Admittedly, there appear to be some managers who have a real knack for capital allocation. Warren Buffett (obviously) at Berkshire; Bob Iger with his acquisitions of Pixar, Lucasfilm, and Marvel; Mark Donegan at Precision Castparts; and Zuckerberg looks pretty good too with his purchase of Instagram for $1B. And truth be told, I would rather have people like Buffett, Iger, Donegan, and Zuckerberg managing my money, but this is only one lens through which to assess a company’s leadership. Further, sizing up the management is nothing new in the world of investment analysis, and I would argue that analysis of capital allocation decisions is something that would happen in a diligent analysis of leadership anyway, even before the idea was popularized.

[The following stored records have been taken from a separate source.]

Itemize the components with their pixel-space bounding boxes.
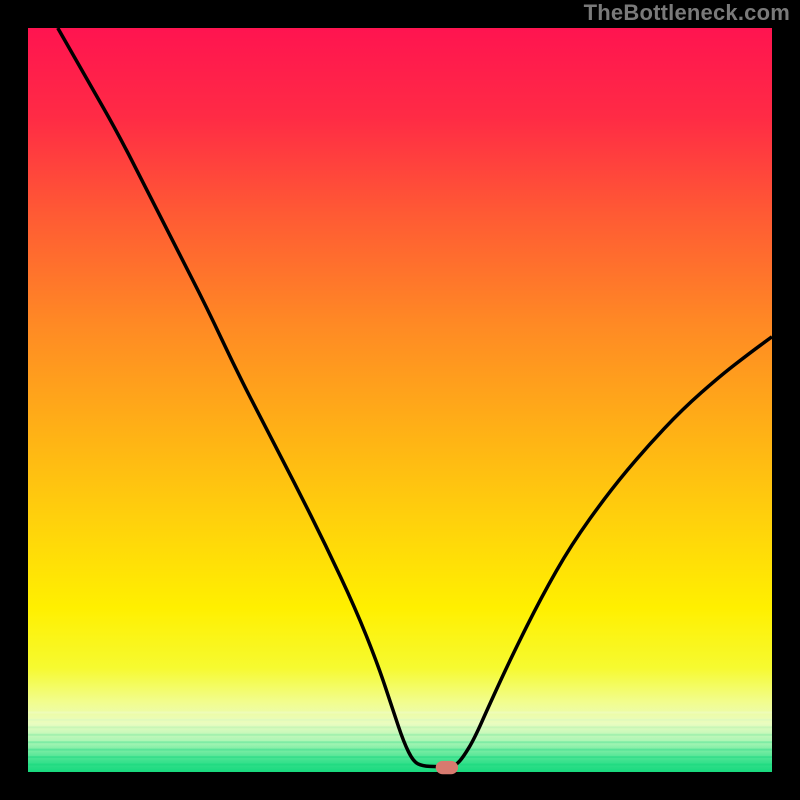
watermark-text: TheBottleneck.com <box>584 0 790 26</box>
bottleneck-chart <box>0 0 800 800</box>
chart-background-gradient <box>28 28 772 772</box>
bottleneck-marker <box>436 761 458 774</box>
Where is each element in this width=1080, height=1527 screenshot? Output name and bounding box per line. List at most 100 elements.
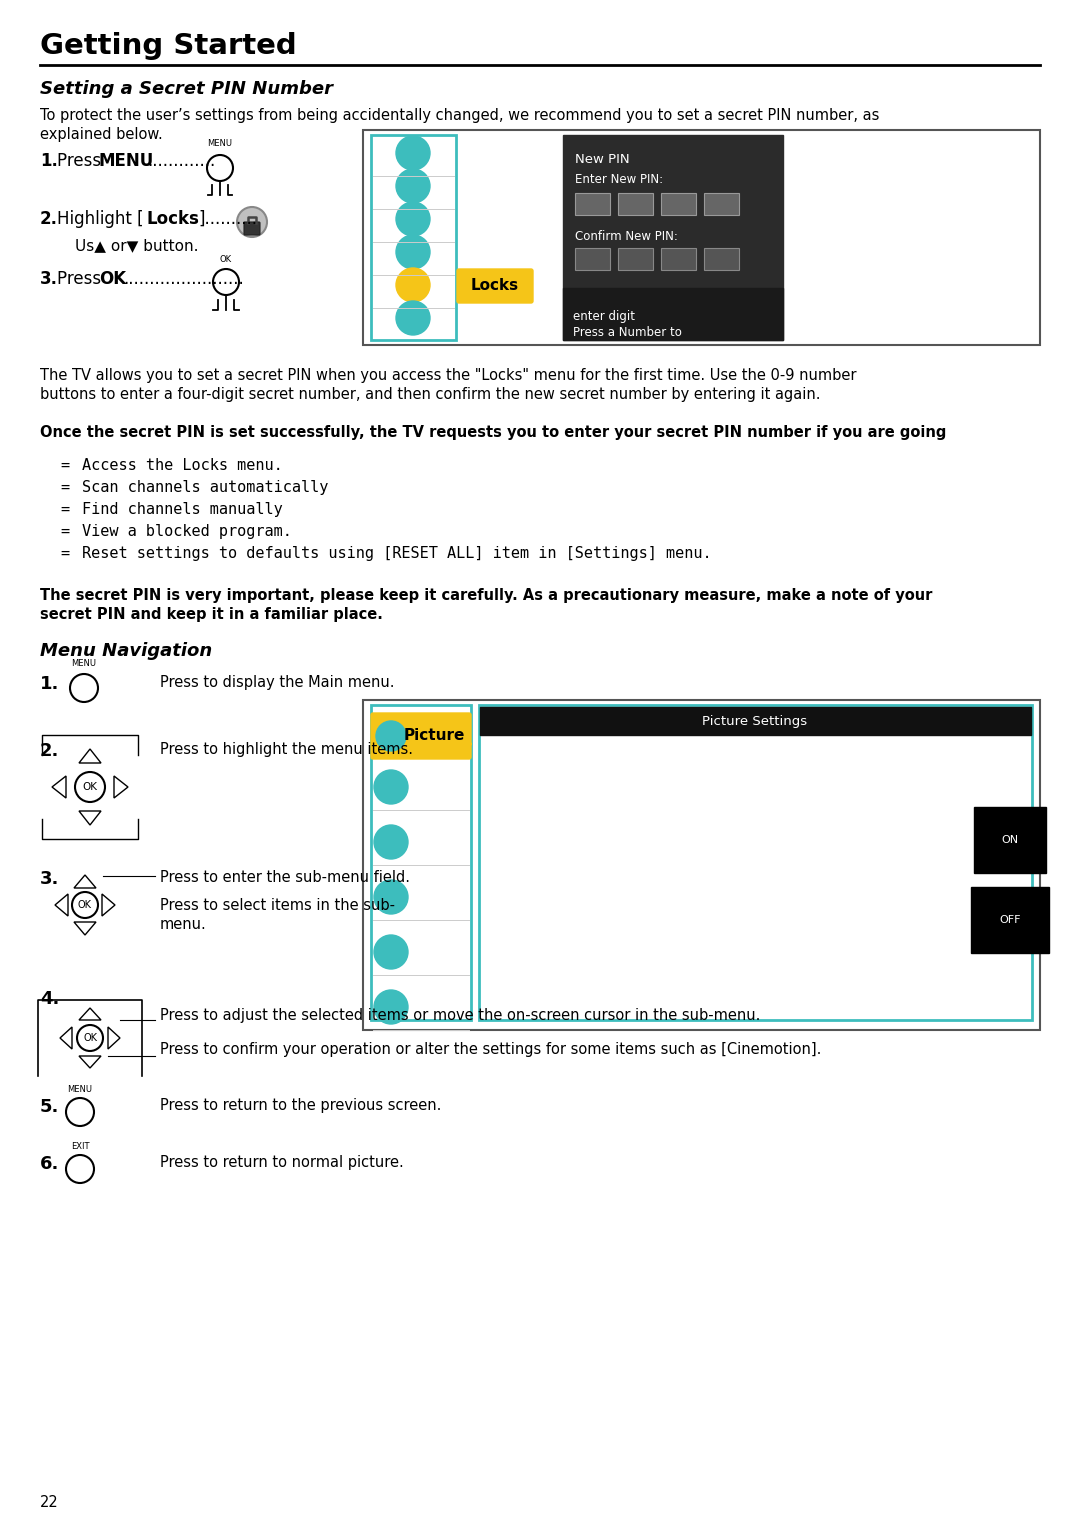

With that in mind, let’s look at Jeff Bezos, arguably the greatest business mind in 30 or more years. Proponents of capital allocation will often trot him out as a particularly skilled capital allocator (he did after all, get paid to buy Whole Foods), plus just check out how their share price has risen, he must be getting 30%+ ROIC all the time! /s

But there’s much, much more to what makes him successful. He’s created an unusual culture of accountability, entrepreneurship, customer-focus, and ambition at the company. People don’t go work there necessarily to get paid more, they go to be part of something incredible. On top of that he’s a visionary who seemingly thinks 20 years ahead, who seems to understand what his customers will want even before they want it, and who’s not afraid to throw his weight around (look at the offers he’s getting for Amazon’s HQ2). Yes he’s been an amazing steward of Amazon’s capital. But it’s not an optimization thing so much as his ability and drive to deliver tremendous value to consumers.